Between the wars, Kenya is a land of boundless opportunity where the rich engage in hunting safaris, horse racing, racy parties and all the pleasures that money can buy. Dana Northcote is a celebrated socialite, living the high life, but when Wangira uses her husband’s farm in the Kenyan highlands to hide his contraband, she becomes involved with him. Ultimately, she faces the consequences of her duplicity and is forced to make a heart-rending decision that tears her life apart.
After the war, the colonial power’s control of African lives tightens, but white settlers are in danger of losing everything when the Mau Mau’s terror campaign aims to claw back their land and their freedom. Wangira believes in their cause, but resists their perverted means of achieving it, and becomes a Mau Mau target.

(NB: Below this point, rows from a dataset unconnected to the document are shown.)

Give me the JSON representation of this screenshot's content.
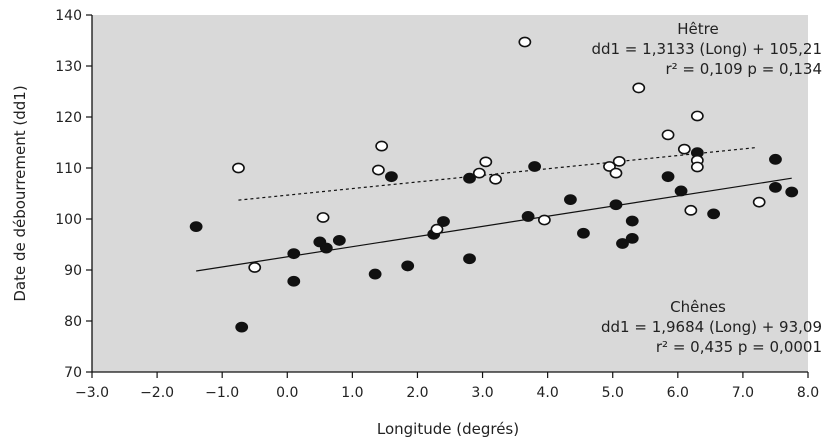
{
  "chart_data": {
    "type": "scatter",
    "title": "",
    "xlabel": "Longitude (degrés)",
    "ylabel": "Date de débourrement (dd1)",
    "xlim": [
      -3.0,
      8.0
    ],
    "ylim": [
      70,
      140
    ],
    "x_ticks": [
      "−3.0",
      "−2.0",
      "−1.0",
      "0.0",
      "1.0",
      "2.0",
      "3.0",
      "4.0",
      "5.0",
      "6.0",
      "7.0",
      "8.0"
    ],
    "y_ticks": [
      "70",
      "80",
      "90",
      "100",
      "110",
      "120",
      "130",
      "140"
    ],
    "grid": false,
    "background": "#d9d9d9",
    "series": [
      {
        "name": "Chênes",
        "marker": "filled",
        "color": "#111111",
        "points": [
          [
            -1.4,
            98.5
          ],
          [
            -0.7,
            78.8
          ],
          [
            0.1,
            93.2
          ],
          [
            0.1,
            87.8
          ],
          [
            0.5,
            95.5
          ],
          [
            0.6,
            94.3
          ],
          [
            0.8,
            95.8
          ],
          [
            1.35,
            89.2
          ],
          [
            1.6,
            108.3
          ],
          [
            1.85,
            90.8
          ],
          [
            2.25,
            97.0
          ],
          [
            2.4,
            99.5
          ],
          [
            2.8,
            108.0
          ],
          [
            2.8,
            92.2
          ],
          [
            3.7,
            100.5
          ],
          [
            3.8,
            110.3
          ],
          [
            4.35,
            103.8
          ],
          [
            4.55,
            97.2
          ],
          [
            5.05,
            102.8
          ],
          [
            5.15,
            95.2
          ],
          [
            5.3,
            99.6
          ],
          [
            5.3,
            96.2
          ],
          [
            5.85,
            108.3
          ],
          [
            6.05,
            105.5
          ],
          [
            6.3,
            113.0
          ],
          [
            6.55,
            101.0
          ],
          [
            7.5,
            111.7
          ],
          [
            7.5,
            106.2
          ],
          [
            7.75,
            105.3
          ]
        ],
        "trendline": {
          "x": [
            -1.4,
            7.75
          ],
          "y": [
            89.8,
            108.0
          ],
          "style": "solid"
        },
        "annotation": [
          "Chênes",
          "dd1 = 1,9684 (Long) + 93,09",
          "r² = 0,435   p = 0,0001"
        ]
      },
      {
        "name": "Hêtre",
        "marker": "open",
        "color": "#111111",
        "points": [
          [
            -0.75,
            110.0
          ],
          [
            -0.5,
            90.5
          ],
          [
            0.55,
            100.3
          ],
          [
            1.4,
            109.6
          ],
          [
            1.45,
            114.3
          ],
          [
            2.3,
            98.0
          ],
          [
            2.95,
            109.0
          ],
          [
            3.05,
            111.2
          ],
          [
            3.2,
            107.8
          ],
          [
            3.65,
            134.7
          ],
          [
            3.95,
            99.8
          ],
          [
            4.95,
            110.3
          ],
          [
            5.05,
            109.0
          ],
          [
            5.1,
            111.3
          ],
          [
            5.4,
            125.7
          ],
          [
            5.85,
            116.5
          ],
          [
            6.1,
            113.7
          ],
          [
            6.2,
            101.7
          ],
          [
            6.3,
            120.2
          ],
          [
            6.3,
            111.5
          ],
          [
            6.3,
            110.2
          ],
          [
            7.25,
            103.3
          ]
        ],
        "trendline": {
          "x": [
            -0.75,
            7.2
          ],
          "y": [
            103.7,
            114.0
          ],
          "style": "dotted"
        },
        "annotation": [
          "Hêtre",
          "dd1 = 1,3133 (Long) + 105,21",
          "r² = 0,109   p = 0,134"
        ]
      }
    ]
  }
}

In England, Dana’s daughter, Emerald, looks beyond her privileged upbringing to discover a link to Africa she didn’t know existed, but is determined to explore. She meets Jelani but is unaware of his Mau Mau connections.
As the might of the Empire descends upon the Mau Mau, Jelani confronts Wangira and Emerald discovers the shocking consequences of her mother’s early life.
With the author behind the Scenes of Echoes From a Distant Land
Most of my books are inspired by stories or events I hear while visiting Kenya. Echoes from a Distant Land was created quite differently.
It was while on board P&O’s cruise ship, the Pacific Sun, as the guest author in February 2010, that I started thinking about my next book. During my talks to the Chapters Book Club – part of the light entertainment that P&O does so well on their cruise ships – I was asked whether I had experienced any cases of racism during my time while living in Kenya. The answer is yes, occasionally, from both sides. It made me think a little more about Kenya’s history, and particularly how the country went from paternalism to terrorism, within the space of a few years.
It was on my mind a few days later when my partner and I shared a bottle of bubbly on our balcony. We started talking about the changes that had occurred from around the turn of the 20th century to independence in 1963 – no more than one person’s lifetime. During those years that person would have seen the arrival of the missionaries bearing strange new ideas, the imposition of the rule of law that brought peace to the Africans, but also resulted in the loss of many rights and freedoms, and the reaction – swift and savage – to those losses.
We discussed how each side – the black Africans and white settlers – might have viewed those incendiary years. And while the bubbly slowly disappeared, I scribbled down some notes about the lives of four individuals and how the events of those first sixty or so years might have been viewed by each of them.
Echoes from a Distant Land is the result.